Die beklagte Partei beantragt die Revision als unzulässig zurückzuweisen, hilfsweise ihr nicht Folge zu geben.

Rechtliche Beurteilung

Die Revision ist zur Klarstellung der Rechtslage zulässig, sie ist aber nicht berechtigt.

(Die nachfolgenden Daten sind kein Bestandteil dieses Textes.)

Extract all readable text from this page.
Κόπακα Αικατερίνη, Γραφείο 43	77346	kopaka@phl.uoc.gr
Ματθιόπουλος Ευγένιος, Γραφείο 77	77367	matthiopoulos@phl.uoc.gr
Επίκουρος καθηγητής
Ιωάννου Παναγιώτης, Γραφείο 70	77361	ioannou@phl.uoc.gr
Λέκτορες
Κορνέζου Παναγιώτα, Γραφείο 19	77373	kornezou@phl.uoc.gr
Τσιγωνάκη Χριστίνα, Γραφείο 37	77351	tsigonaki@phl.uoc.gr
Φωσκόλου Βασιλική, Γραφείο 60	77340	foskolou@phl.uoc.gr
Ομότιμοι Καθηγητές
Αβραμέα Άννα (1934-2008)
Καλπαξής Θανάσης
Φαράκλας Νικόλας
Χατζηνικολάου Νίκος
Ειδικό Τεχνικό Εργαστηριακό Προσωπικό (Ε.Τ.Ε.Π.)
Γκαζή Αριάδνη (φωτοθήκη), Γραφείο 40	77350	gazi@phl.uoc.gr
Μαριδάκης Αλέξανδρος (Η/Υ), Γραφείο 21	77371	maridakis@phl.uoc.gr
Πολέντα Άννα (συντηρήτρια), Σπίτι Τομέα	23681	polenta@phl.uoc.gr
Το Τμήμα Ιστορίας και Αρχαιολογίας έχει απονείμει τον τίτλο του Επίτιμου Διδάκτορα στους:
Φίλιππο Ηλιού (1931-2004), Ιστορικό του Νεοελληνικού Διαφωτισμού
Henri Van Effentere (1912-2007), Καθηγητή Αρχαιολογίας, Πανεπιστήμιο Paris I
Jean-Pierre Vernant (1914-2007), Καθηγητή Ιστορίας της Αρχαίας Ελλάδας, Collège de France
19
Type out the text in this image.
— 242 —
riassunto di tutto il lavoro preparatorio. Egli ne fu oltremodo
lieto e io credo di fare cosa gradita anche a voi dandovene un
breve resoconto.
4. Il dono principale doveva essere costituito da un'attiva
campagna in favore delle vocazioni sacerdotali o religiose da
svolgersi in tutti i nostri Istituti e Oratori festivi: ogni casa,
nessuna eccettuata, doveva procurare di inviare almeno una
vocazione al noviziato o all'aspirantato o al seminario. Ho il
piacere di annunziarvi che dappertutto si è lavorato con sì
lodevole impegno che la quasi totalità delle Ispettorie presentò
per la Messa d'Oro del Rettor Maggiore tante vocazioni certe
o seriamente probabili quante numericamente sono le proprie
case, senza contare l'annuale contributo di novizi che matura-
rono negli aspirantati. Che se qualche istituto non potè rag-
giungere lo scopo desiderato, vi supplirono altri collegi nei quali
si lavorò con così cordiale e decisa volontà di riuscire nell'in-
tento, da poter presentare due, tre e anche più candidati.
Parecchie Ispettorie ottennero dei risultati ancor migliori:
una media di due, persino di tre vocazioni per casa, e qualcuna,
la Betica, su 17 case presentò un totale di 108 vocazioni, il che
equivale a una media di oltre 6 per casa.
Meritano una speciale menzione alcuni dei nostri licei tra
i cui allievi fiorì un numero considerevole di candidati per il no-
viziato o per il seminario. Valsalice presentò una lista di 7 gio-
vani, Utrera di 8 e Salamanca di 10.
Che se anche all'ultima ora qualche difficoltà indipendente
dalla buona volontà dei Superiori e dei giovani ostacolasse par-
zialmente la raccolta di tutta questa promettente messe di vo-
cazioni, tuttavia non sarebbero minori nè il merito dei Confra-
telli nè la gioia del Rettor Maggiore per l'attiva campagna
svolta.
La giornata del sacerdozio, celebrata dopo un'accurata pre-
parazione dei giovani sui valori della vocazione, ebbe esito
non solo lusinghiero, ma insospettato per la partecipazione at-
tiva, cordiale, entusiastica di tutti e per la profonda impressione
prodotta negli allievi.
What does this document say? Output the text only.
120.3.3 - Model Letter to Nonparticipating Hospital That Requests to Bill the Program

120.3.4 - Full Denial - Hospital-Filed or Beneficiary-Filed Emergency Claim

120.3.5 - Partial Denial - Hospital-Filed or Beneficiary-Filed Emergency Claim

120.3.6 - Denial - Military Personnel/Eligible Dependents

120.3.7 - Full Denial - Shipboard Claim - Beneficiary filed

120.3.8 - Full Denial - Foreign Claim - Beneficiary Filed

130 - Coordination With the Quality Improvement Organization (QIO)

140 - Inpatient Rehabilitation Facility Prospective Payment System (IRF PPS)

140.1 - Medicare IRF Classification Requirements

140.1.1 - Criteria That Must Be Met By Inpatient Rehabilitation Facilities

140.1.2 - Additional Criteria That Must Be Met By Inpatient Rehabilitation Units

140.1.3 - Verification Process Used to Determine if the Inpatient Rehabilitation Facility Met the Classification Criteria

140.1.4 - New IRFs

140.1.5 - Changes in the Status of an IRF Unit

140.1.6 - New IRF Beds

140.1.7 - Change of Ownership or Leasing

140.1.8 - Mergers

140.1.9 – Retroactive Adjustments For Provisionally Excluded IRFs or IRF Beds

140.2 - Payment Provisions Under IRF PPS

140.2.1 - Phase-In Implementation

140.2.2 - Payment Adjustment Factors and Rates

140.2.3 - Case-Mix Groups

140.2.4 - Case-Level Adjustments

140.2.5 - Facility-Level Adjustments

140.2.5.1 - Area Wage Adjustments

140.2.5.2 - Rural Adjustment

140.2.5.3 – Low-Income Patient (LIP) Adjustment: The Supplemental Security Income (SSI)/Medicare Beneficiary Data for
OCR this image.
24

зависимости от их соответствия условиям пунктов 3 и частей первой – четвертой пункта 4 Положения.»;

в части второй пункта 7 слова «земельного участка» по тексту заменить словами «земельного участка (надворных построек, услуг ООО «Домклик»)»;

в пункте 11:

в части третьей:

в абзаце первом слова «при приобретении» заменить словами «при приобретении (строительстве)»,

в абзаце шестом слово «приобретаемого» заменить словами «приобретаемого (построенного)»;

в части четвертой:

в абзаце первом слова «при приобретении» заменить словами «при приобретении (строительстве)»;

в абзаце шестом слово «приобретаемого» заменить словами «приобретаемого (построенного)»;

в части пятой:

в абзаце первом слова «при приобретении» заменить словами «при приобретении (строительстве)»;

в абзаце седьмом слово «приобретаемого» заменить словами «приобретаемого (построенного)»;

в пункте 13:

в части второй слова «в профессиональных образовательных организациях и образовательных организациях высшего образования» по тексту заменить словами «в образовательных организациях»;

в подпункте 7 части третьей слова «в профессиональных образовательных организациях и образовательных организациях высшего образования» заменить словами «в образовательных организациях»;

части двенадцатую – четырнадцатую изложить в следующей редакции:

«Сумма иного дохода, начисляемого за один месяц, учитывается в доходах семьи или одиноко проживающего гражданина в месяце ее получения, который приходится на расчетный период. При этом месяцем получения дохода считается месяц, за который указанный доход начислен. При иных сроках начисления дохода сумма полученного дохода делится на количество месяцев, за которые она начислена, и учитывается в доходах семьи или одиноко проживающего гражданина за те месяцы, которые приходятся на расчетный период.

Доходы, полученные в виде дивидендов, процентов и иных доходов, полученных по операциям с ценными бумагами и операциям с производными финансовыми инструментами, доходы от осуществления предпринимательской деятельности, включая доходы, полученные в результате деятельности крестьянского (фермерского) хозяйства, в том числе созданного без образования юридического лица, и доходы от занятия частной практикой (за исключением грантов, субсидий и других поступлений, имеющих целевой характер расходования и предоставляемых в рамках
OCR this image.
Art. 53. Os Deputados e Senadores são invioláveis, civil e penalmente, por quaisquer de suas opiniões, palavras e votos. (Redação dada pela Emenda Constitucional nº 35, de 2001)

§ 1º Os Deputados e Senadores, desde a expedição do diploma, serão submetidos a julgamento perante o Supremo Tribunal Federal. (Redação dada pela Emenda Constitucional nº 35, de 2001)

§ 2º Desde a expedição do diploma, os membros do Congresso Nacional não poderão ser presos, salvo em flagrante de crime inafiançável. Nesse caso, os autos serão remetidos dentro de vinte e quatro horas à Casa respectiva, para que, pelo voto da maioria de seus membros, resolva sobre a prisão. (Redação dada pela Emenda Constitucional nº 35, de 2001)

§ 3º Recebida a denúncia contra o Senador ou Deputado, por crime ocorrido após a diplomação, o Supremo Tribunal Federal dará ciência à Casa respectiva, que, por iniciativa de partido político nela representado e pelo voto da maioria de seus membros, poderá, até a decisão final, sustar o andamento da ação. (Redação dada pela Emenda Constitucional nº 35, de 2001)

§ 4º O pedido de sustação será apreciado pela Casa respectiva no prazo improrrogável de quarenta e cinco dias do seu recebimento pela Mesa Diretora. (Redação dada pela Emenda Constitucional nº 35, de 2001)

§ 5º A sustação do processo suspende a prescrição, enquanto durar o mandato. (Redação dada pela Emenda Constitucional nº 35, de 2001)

Der erkennende Senat hat sich in seiner Entscheidung 2 Ob 143/03y (= SZ 2003/106 = JBl 2004, 317 = ZVR 2004/18) ausführlich mit dem Rechtsinstitut der abstrakten Rente unter Berücksichtigung der Kritik eines Teils der Lehre auseinandergesetzt und betont, es bestünden keine Bedenken dagegen, eine abstrakte Rente - "jedenfalls in den engen Grenzen der bisherigen Rechtsprechung" - zuzusprechen. Damit wurde aber vom Senat nicht nur am Erfordernis einer Ausgleichs- und Sicherungsfunktion (vgl die Nachweise bei Danzl in KBB, Rz 21 zu § 1325 ABGB) festgehalten, sondern auch an der ständigen Rechtsprechung der Konsumtion eines Anspruches auf Ersatz des konkreten Verdienstentgangs durch eine abstrakte Rente, wie sie dem Kläger im Vorprozess auf sein Begehren zugesprochen wurde (RIS-Justiz RS0030920; zuletzt 2 Ob 133/02a; ZVR 1985/11, 1987/81). Die abstrakte Rente soll damit weiterhin - de lege lata - dem Verletzten einen Ausgleich nur dafür bieten, dass er sich zur Vermeidung eines konkreten Verdienstentganges physisch und psychisch mehr anstrengen muss als früher, und soll ihn in die Lage versetzen, für den infolge seiner Verletzung zu befürchtenden Fall eines späteren Verlustes des Arbeitsplatzes sich schon jetzt durch Rücklagen einen Fonds zur Deckung seines Ausfalles zu schaffen (ZVR 1975/167; 2 Ob 9/00p; 2 Ob 133/02a = JBl 2003, 242 [zust Faber]; RIS-Justiz RS0030797), wozu der Kläger hier auch in der Lage gewesen wäre, weil seine abstrakte Rente seit 6. 11. 1995 monatlich S 4.500 (EUR 327,03) betrug. Damit ist es ihm verwehrt, später den konkreten Verdienstentgang zu fordern. Der gegenteilige Vorschlag Wittwers in ZVR 2004/13 aE ist abzulehnen: Einerseits dürfen abstrakte und konkrete Berechnung schon grundsätzlich nicht miteinander verquickt werden (RIS-Justiz RS0030747 T4); andererseits könnte das Verständnis der abstrakten Rente als Vorschuss auf eine konkrete Rente unter Umständen auch zu Rückforderungen führen, wenn es nie zu einem konkreten Verdienstentgang kommt.

Die Kostenentscheidung gründet sich auf die §§ 41, 50 ZPO.